Learn the seven core principles of DPDP—consent and transparency, purpose limitation, data minimalization, accuracy, storage limitation, security safeguards, and accountability—and apply them to everyday data decisions.
Understand the DPDP Act's scope: who is covered, extraterritorial reach, exemptions such as startups and MSMEs, including WhatsApp, and a three-question framework to map digital personal data flows.
Explore significant data fiduciaries and their four extra obligations—appointing a data protection officer in India, annual data protection impact assessments, independent audits, and algorithmic accountability—plus data transfer restrictions.
Learn how data fiduciaries manage third-party tools and subprocessors under dpdp, enforce security safeguards, update data processing agreements, and maintain a live data processing register for ongoing vendor oversight.
India now has a data protection law with teeth.
The Digital Personal Data Protection Act 2023 — and the DPDP Rules 2025, notified in November 2025 — is India's first comprehensive, enforceable data privacy framework. With penalties reaching up to Rs.250 crore per violation and a full compliance deadline of May 13, 2027, this is no longer a 'we'll deal with it later' conversation. It's a boardroom priority.
But most of what's been written about DPDP is written by lawyers, for lawyers. Dense, jargon-heavy, and almost entirely useless if you're the founder deciding what data to collect, the product manager designing a consent flow, or the HR leader figuring out how long to keep ex-employee records.
This course is different. It's built and taught from a product and business leadership perspective — because that's where compliance actually lives. Not in legal memos. In the daily decisions your teams make about data.
What you'll cover:
Section 1 builds the foundation.

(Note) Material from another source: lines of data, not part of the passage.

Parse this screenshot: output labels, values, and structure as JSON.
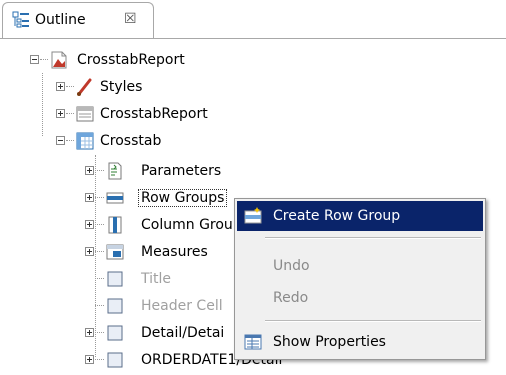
{
  "view": {
    "tab": {
      "label": "Outline",
      "close_glyph": "☒",
      "icon": "outline-icon"
    }
  },
  "tree": {
    "root": {
      "label": "CrosstabReport",
      "icon": "report-icon",
      "expanded": true
    },
    "root_children": [
      {
        "label": "Styles",
        "icon": "styles-icon",
        "expanded": false
      },
      {
        "label": "CrosstabReport",
        "icon": "report-body-icon",
        "expanded": false
      },
      {
        "label": "Crosstab",
        "icon": "crosstab-icon",
        "expanded": true
      }
    ],
    "crosstab_children": [
      {
        "label": "Parameters",
        "icon": "parameters-icon",
        "expanded": false,
        "enabled": true
      },
      {
        "label": "Row Groups",
        "icon": "row-groups-icon",
        "expanded": false,
        "enabled": true,
        "selected": true
      },
      {
        "label": "Column Grou",
        "icon": "column-groups-icon",
        "expanded": false,
        "enabled": true
      },
      {
        "label": "Measures",
        "icon": "measures-icon",
        "expanded": false,
        "enabled": true
      },
      {
        "label": "Title",
        "icon": "cell-icon",
        "enabled": false
      },
      {
        "label": "Header Cell",
        "icon": "cell-icon",
        "enabled": false
      },
      {
        "label": "Detail/Detai",
        "icon": "cell-icon",
        "expanded": false,
        "enabled": true
      },
      {
        "label": "ORDERDATE1/Detail",
        "icon": "cell-icon",
        "expanded": false,
        "enabled": true
      }
    ]
  },
  "context_menu": {
    "items": [
      {
        "label": "Create Row Group",
        "icon": "create-row-group-icon",
        "enabled": true,
        "highlighted": true
      },
      {
        "label": "Undo",
        "enabled": false
      },
      {
        "label": "Redo",
        "enabled": false
      },
      {
        "label": "Show Properties",
        "icon": "properties-icon",
        "enabled": true
      }
    ]
  },
  "colors": {
    "menu_highlight": "#0a246a",
    "menu_background": "#f0f0f0",
    "disabled_text": "#a0a0a0"
  }
}
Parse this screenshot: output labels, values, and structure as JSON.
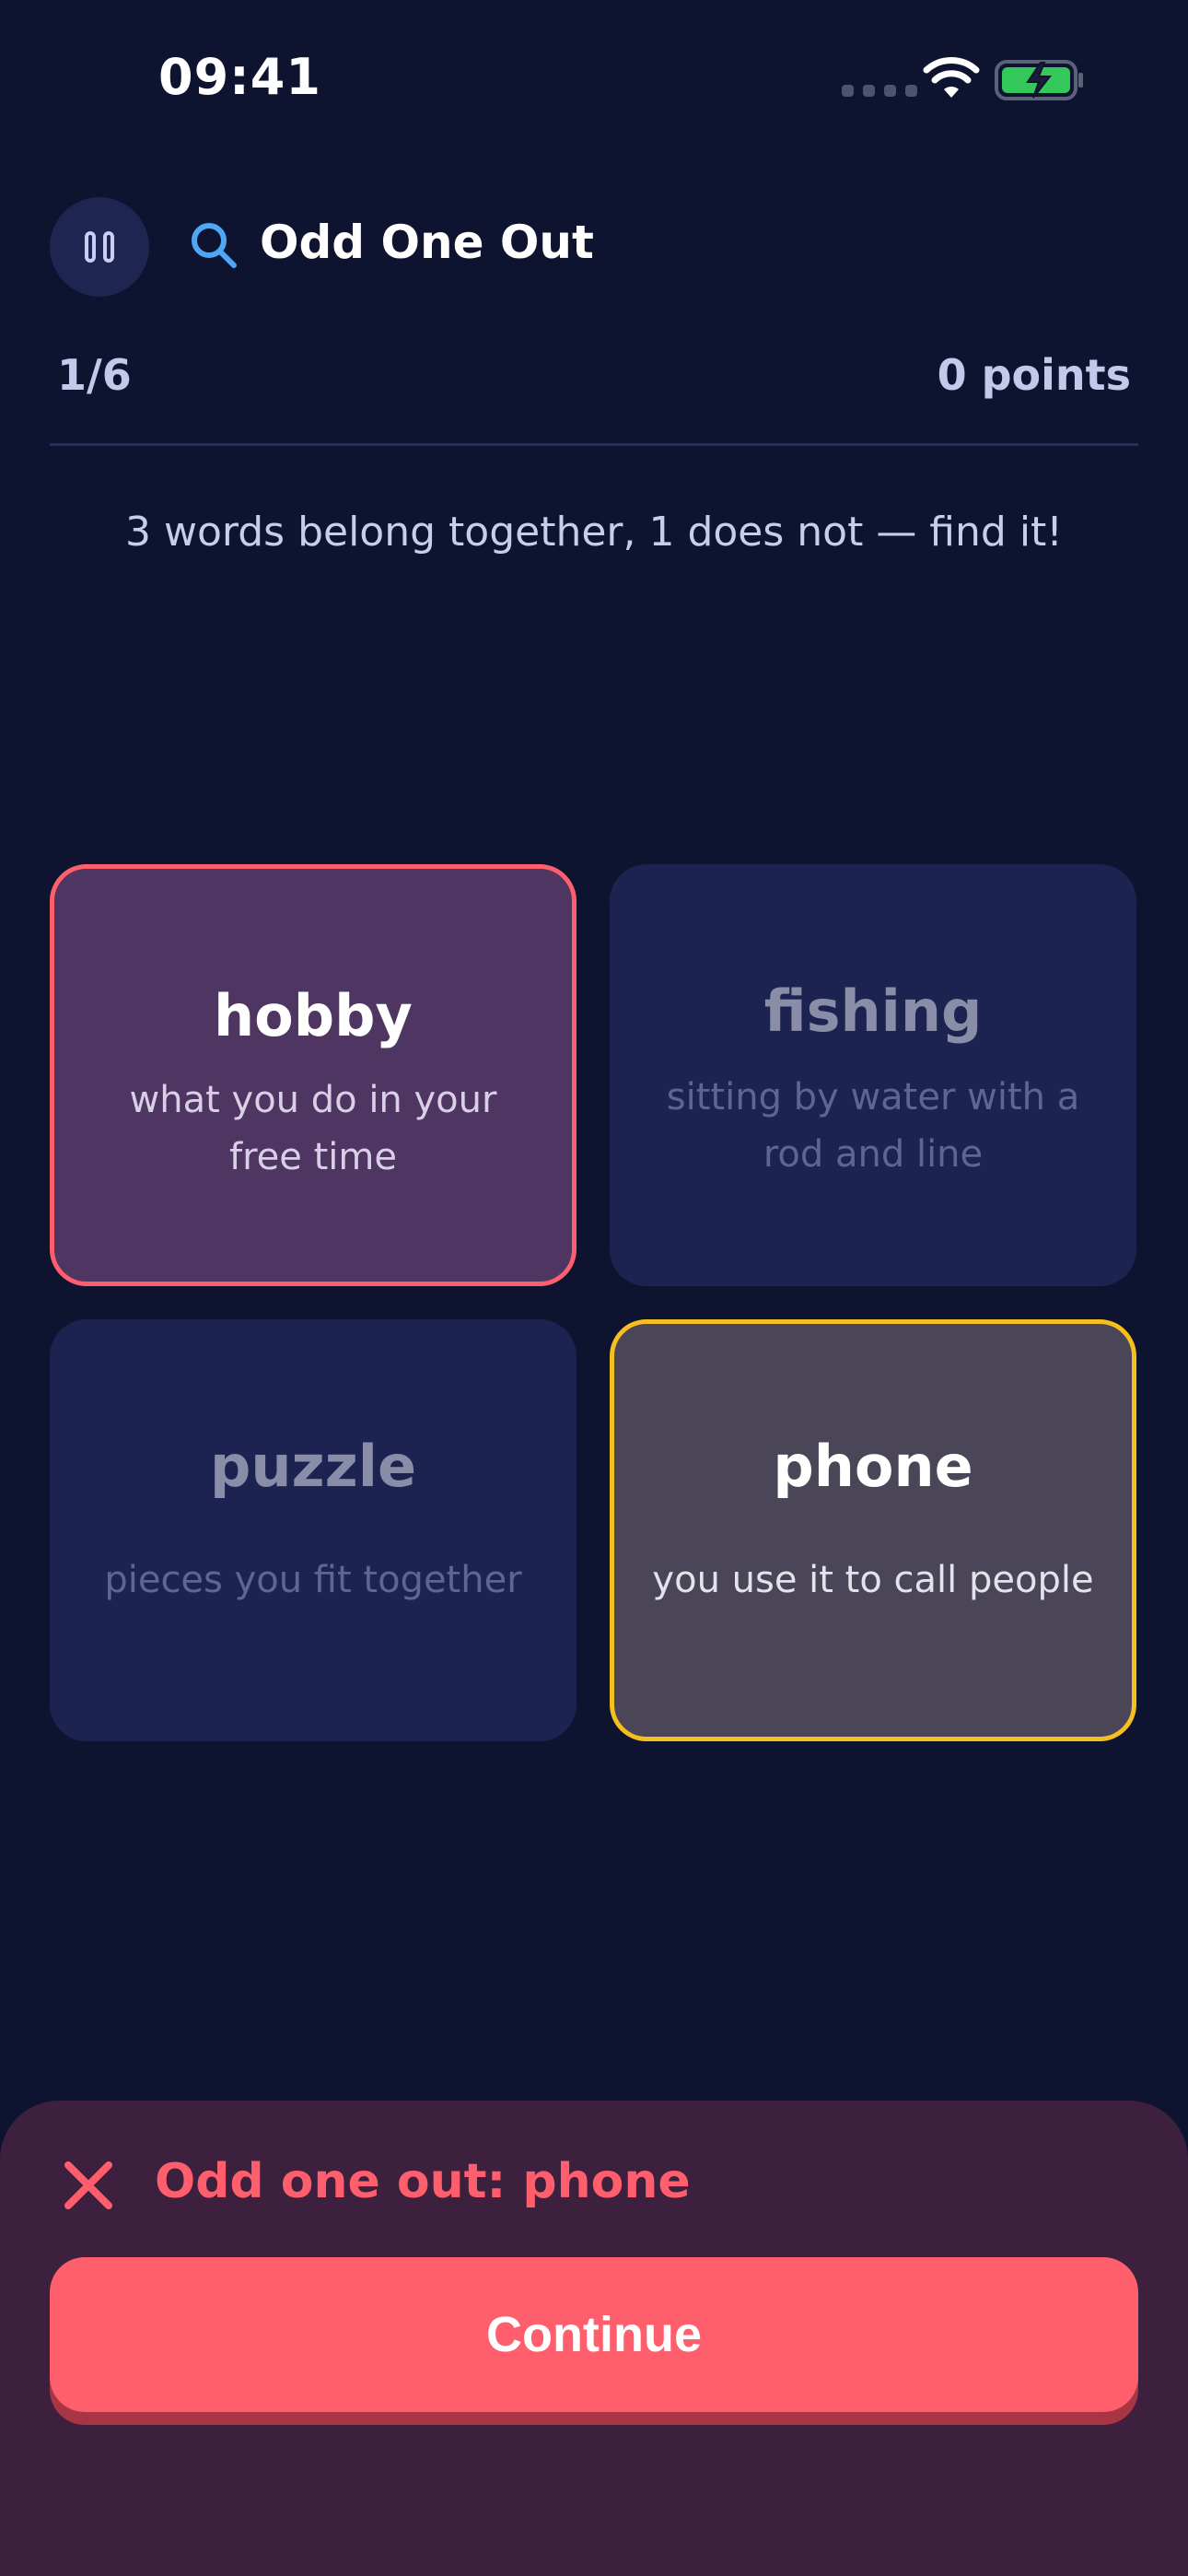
{
  "status_bar": {
    "time": "09:41",
    "icons": [
      "signal-icon",
      "wifi-icon",
      "battery-charging-icon"
    ]
  },
  "header": {
    "pause_icon": "pause-icon",
    "search_icon": "search-icon",
    "title": "Odd One Out"
  },
  "progress": {
    "label": "1/6",
    "points": "0 points"
  },
  "instructions": "3 words belong together, 1 does not — find it!",
  "cards": [
    {
      "word": "hobby",
      "hint_line1": "what you do in your",
      "hint_line2": "free time",
      "state": "selected-wrong"
    },
    {
      "word": "fishing",
      "hint_line1": "sitting by water with a",
      "hint_line2": "rod and line",
      "state": "dimmed"
    },
    {
      "word": "puzzle",
      "hint_line1": "pieces you fit together",
      "hint_line2": "",
      "state": "dimmed"
    },
    {
      "word": "phone",
      "hint_line1": "you use it to call people",
      "hint_line2": "",
      "state": "correct-answer"
    }
  ],
  "feedback": {
    "icon": "x-icon",
    "text": "Odd one out: phone",
    "button_label": "Continue"
  },
  "colors": {
    "background": "#0e1330",
    "card": "#1c2350",
    "selected_card": "#4e3562",
    "error": "#ff5e6c",
    "answer_border": "#f5bf1e",
    "feedback_sheet": "#3d1f3e",
    "battery": "#34c759"
  }
}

You'll understand where the DPDP Act came from — the Supreme Court's landmark Puttaswamy privacy judgment, the long road from the IT Act 2000 to the IT Rules 2011, and why India finally needed a dedicated data protection law. You'll learn the 7 core principles the law is built on — consent, purpose limitation, data minimisation, accuracy, storage limitation, security safeguards, and accountability — with real examples from Indian businesses. And you'll work through the scope: who this law applies to, what's exempt, and how the extraterritorial provisions affect companies outside India that serve Indian users.

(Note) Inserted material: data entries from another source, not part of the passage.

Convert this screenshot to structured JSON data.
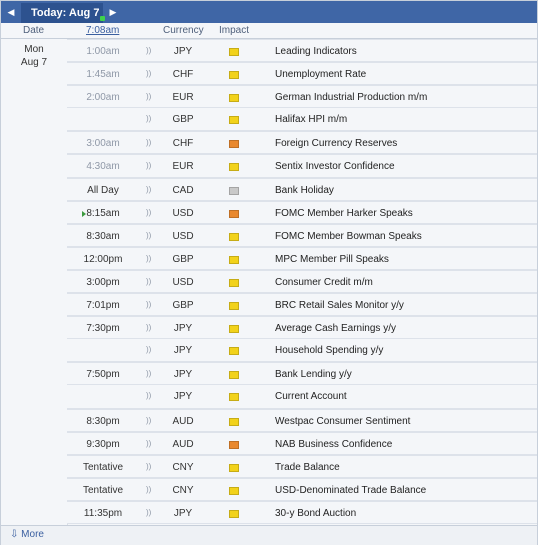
{
  "toolbar": {
    "today_label": "Today: Aug 7"
  },
  "headers": {
    "date": "Date",
    "time": "7:08am",
    "currency": "Currency",
    "impact": "Impact"
  },
  "day": {
    "weekday": "Mon",
    "date": "Aug 7"
  },
  "colors": {
    "yellow": "#f2d21b",
    "orange": "#e9882e",
    "gray": "#c9c9c9",
    "accent": "#3f66a6"
  },
  "events": [
    {
      "time": "1:00am",
      "past": true,
      "currency": "JPY",
      "impact": "yellow",
      "title": "Leading Indicators",
      "group_start": true
    },
    {
      "time": "1:45am",
      "past": true,
      "currency": "CHF",
      "impact": "yellow",
      "title": "Unemployment Rate",
      "group_start": true
    },
    {
      "time": "2:00am",
      "past": true,
      "currency": "EUR",
      "impact": "yellow",
      "title": "German Industrial Production m/m",
      "group_start": true
    },
    {
      "time": "",
      "past": true,
      "currency": "GBP",
      "impact": "yellow",
      "title": "Halifax HPI m/m",
      "group_start": false
    },
    {
      "time": "3:00am",
      "past": true,
      "currency": "CHF",
      "impact": "orange",
      "title": "Foreign Currency Reserves",
      "group_start": true
    },
    {
      "time": "4:30am",
      "past": true,
      "currency": "EUR",
      "impact": "yellow",
      "title": "Sentix Investor Confidence",
      "group_start": true
    },
    {
      "time": "All Day",
      "past": false,
      "currency": "CAD",
      "impact": "gray",
      "title": "Bank Holiday",
      "group_start": true
    },
    {
      "time": "8:15am",
      "past": false,
      "next": true,
      "currency": "USD",
      "impact": "orange",
      "title": "FOMC Member Harker Speaks",
      "group_start": true
    },
    {
      "time": "8:30am",
      "past": false,
      "currency": "USD",
      "impact": "yellow",
      "title": "FOMC Member Bowman Speaks",
      "group_start": true
    },
    {
      "time": "12:00pm",
      "past": false,
      "currency": "GBP",
      "impact": "yellow",
      "title": "MPC Member Pill Speaks",
      "group_start": true
    },
    {
      "time": "3:00pm",
      "past": false,
      "currency": "USD",
      "impact": "yellow",
      "title": "Consumer Credit m/m",
      "group_start": true
    },
    {
      "time": "7:01pm",
      "past": false,
      "currency": "GBP",
      "impact": "yellow",
      "title": "BRC Retail Sales Monitor y/y",
      "group_start": true
    },
    {
      "time": "7:30pm",
      "past": false,
      "currency": "JPY",
      "impact": "yellow",
      "title": "Average Cash Earnings y/y",
      "group_start": true
    },
    {
      "time": "",
      "past": false,
      "currency": "JPY",
      "impact": "yellow",
      "title": "Household Spending y/y",
      "group_start": false
    },
    {
      "time": "7:50pm",
      "past": false,
      "currency": "JPY",
      "impact": "yellow",
      "title": "Bank Lending y/y",
      "group_start": true
    },
    {
      "time": "",
      "past": false,
      "currency": "JPY",
      "impact": "yellow",
      "title": "Current Account",
      "group_start": false
    },
    {
      "time": "8:30pm",
      "past": false,
      "currency": "AUD",
      "impact": "yellow",
      "title": "Westpac Consumer Sentiment",
      "group_start": true
    },
    {
      "time": "9:30pm",
      "past": false,
      "currency": "AUD",
      "impact": "orange",
      "title": "NAB Business Confidence",
      "group_start": true
    },
    {
      "time": "Tentative",
      "past": false,
      "currency": "CNY",
      "impact": "yellow",
      "title": "Trade Balance",
      "group_start": true
    },
    {
      "time": "Tentative",
      "past": false,
      "currency": "CNY",
      "impact": "yellow",
      "title": "USD-Denominated Trade Balance",
      "group_start": true
    },
    {
      "time": "11:35pm",
      "past": false,
      "currency": "JPY",
      "impact": "yellow",
      "title": "30-y Bond Auction",
      "group_start": true
    }
  ],
  "footer": {
    "more_label": "More"
  }
}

Section 2 maps the ecosystem. The DPDP framework introduces a set of defined roles that every organisation needs to understand. Data Principals — your users — have legally enforceable rights: access, correction, erasure, consent withdrawal, and grievance redressal. Data Fiduciaries — you — have core obligations: compliant consent notices, security safeguards, breach notification, data retention and erasure policies, and a named Grievance Officer. Significant Data Fiduciaries — a designated high-stakes tier — face additional requirements including a Data Protection Officer, annual DPIAs, independent audits, and algorithmic accountability. Consent Managers introduce an entirely new consent orchestration layer unique to India. And Data Processors — your vendors — fall within your accountability boundary.
Section 3 makes it actionable. You'll walk through the three-phase compliance timeline, understand how the Data Protection Board enforces penalties up to Rs.250 crore, and build a practical 6-step compliance programme — data mapping, gap analysis, consent infrastructure, governance, security, and team training — ready to take back to your organisation the same week.